I’m not mad at Bezos for going into space. I’m mad at him for coming back.
Don’t be ashamed of who you are.
That’s your parents job.
“Psst.. here’s what we should’ve said”
*my 3am brain waking me to replay an argument from 7 years ago
MARTY McFLY: Wait a minute, Doc. Are you telling me that you built a time machine… out of a Prius?
DOC BROWN: This car will repel women in any time period, Marty. We don’t want anyone accidentally hooking up with their mothers.
My neighbour called out “cheer up” today so I asked if he was moving house
(At concert)
EVERYBODY ON YOUR FEET!!
Me: Not a chance
WAVE YOUR ARMS!!
Me: Ridiculous
OKAY YOU GUYS SING!!
Me: WHOSE CONCERT IS THIS?
IT’S CHRISTMAS EVE, NOT CHRISTMAS STEVE!!
[stewardess]
“Sir, even if you ARE, as you say, the REAL Slim Shady- the captain has asked for all passengers to remain seated at this time”
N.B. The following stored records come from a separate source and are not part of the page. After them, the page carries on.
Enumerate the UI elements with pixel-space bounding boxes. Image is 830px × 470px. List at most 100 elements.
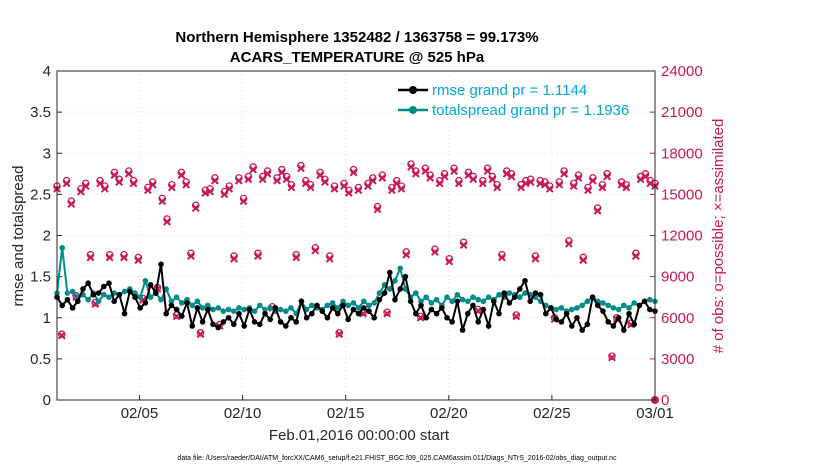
totalspread-point [168,298,175,305]
totalspread-point [366,302,372,309]
rmse-point [350,306,357,313]
right-tick-label: 3000 [661,351,694,368]
rmse-point [465,310,471,317]
rmse-point [184,300,190,306]
totalspread-point [121,288,128,295]
rmse-point [641,298,648,305]
rmse-point [236,310,242,317]
assimilated-obs-point [560,169,569,178]
totalspread-series [54,245,658,317]
rmse-point [392,296,398,303]
assimilated-obs-point [416,313,425,322]
assimilated-obs-point [574,174,583,182]
rmse-point [147,282,154,288]
assimilated-obs-point [617,180,626,189]
totalspread-point [647,296,653,303]
rmse-point [506,300,513,306]
rmse-point [329,305,336,311]
rmse-point [626,310,632,317]
data-file-footer: data file: /Users/raeder/DAI/ATM_forcXX/… [177,455,617,462]
totalspread-point [615,306,622,313]
rmse-point [158,261,164,268]
assimilated-obs-point [411,169,420,178]
rmse-point [475,319,482,325]
assimilated-obs-point [57,331,66,340]
assimilated-obs-point [191,204,200,212]
assimilated-obs-point [320,178,329,186]
totalspread-point [470,294,476,300]
y-tick-label: 3 [43,145,51,162]
legend-spread-label: totalspread grand pr = 1.1936 [432,102,629,119]
legend: rmse grand pr = 1.1144 totalspread grand… [394,78,629,124]
rmse-point [293,319,300,325]
x-tick-label: 02/15 [327,405,365,422]
x-tick-label: 02/20 [430,405,468,422]
legend-rmse-label: rmse grand pr = 1.1144 [432,82,587,99]
assimilated-obs-point [631,252,640,260]
rmse-point [116,291,123,298]
rmse-point [621,327,627,333]
assimilated-obs-point [440,172,449,181]
totalspread-point [553,306,559,313]
rmse-point [361,305,367,311]
totalspread-point [428,300,435,306]
assimilated-obs-point [67,200,76,208]
x-axis-ticks: 02/05 02/10 02/15 02/20 02/25 03/01 [121,395,674,422]
rmse-point [215,324,221,331]
totalspread-point [392,277,398,284]
rmse-point [449,319,456,325]
totalspread-point [324,302,331,309]
assimilated-obs-point [373,205,382,214]
rmse-point [631,321,637,328]
rmse-point [298,298,305,305]
rmse-point [95,290,102,296]
totalspread-point [309,302,315,309]
rmse-point [59,302,65,309]
totalspread-point [95,298,102,305]
rmse-point [225,314,232,321]
rmse-point [532,290,539,296]
rmse-point [428,306,435,313]
assimilated-obs-point [81,182,90,191]
assimilated-obs-point [120,253,128,262]
y-tick-label: 1.5 [30,269,51,286]
right-tick-label: 6000 [661,310,694,327]
assimilated-obs-point [330,184,339,193]
totalspread-point [569,306,575,313]
totalspread-point [621,302,627,309]
rmse-point [277,319,284,325]
assimilated-obs-point [445,257,454,266]
right-tick-label: 0 [661,392,669,409]
assimilated-obs-point [110,171,119,180]
x-tick-label: 02/05 [121,405,159,422]
right-axis-ticks: 0 3000 6000 9000 12000 15000 18000 21000 24000 [650,63,703,409]
assimilated-obs-point [282,175,291,184]
assimilated-obs-point [646,179,655,188]
assimilated-obs-point [210,176,219,185]
totalspread-point [387,286,393,292]
assimilated-obs-point [531,254,540,263]
rmse-point [444,314,450,321]
totalspread-point [376,290,383,296]
assimilated-obs-point [426,174,435,182]
rmse-point [584,321,591,328]
assimilated-obs-point [641,172,650,181]
rmse-point [267,316,274,323]
totalspread-point [350,300,357,306]
rmse-point [636,302,643,309]
rmse-point [522,277,528,284]
left-axis-ticks: 0 0.5 1 1.5 2 2.5 3 3.5 4 [30,63,62,409]
y-tick-label: 2 [43,228,51,245]
assimilated-obs-point [555,180,564,189]
assimilated-obs-point [450,167,458,175]
rmse-point [272,305,279,311]
totalspread-point [459,296,466,303]
totalspread-point [631,300,637,306]
totalspread-point [85,296,91,303]
assimilated-obs-point [230,254,238,263]
totalspread-point [288,305,294,311]
rmse-point [548,305,554,311]
rmse-point [231,321,237,328]
assimilated-obs-point [526,178,535,186]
Whenever I’m alone, I like to dig a hole in my backyard, remove all my clothes, go inside that hole and pretend that I’m a carrot.
[first date]
Me: So what do you do?
Her: I’m a pathologist.
Me: Cool! I love hiking too.
My wife and I had a real Fairytale wedding. A wolf killed her grandma during the ceremony and then we ate stolen porridge from some bears.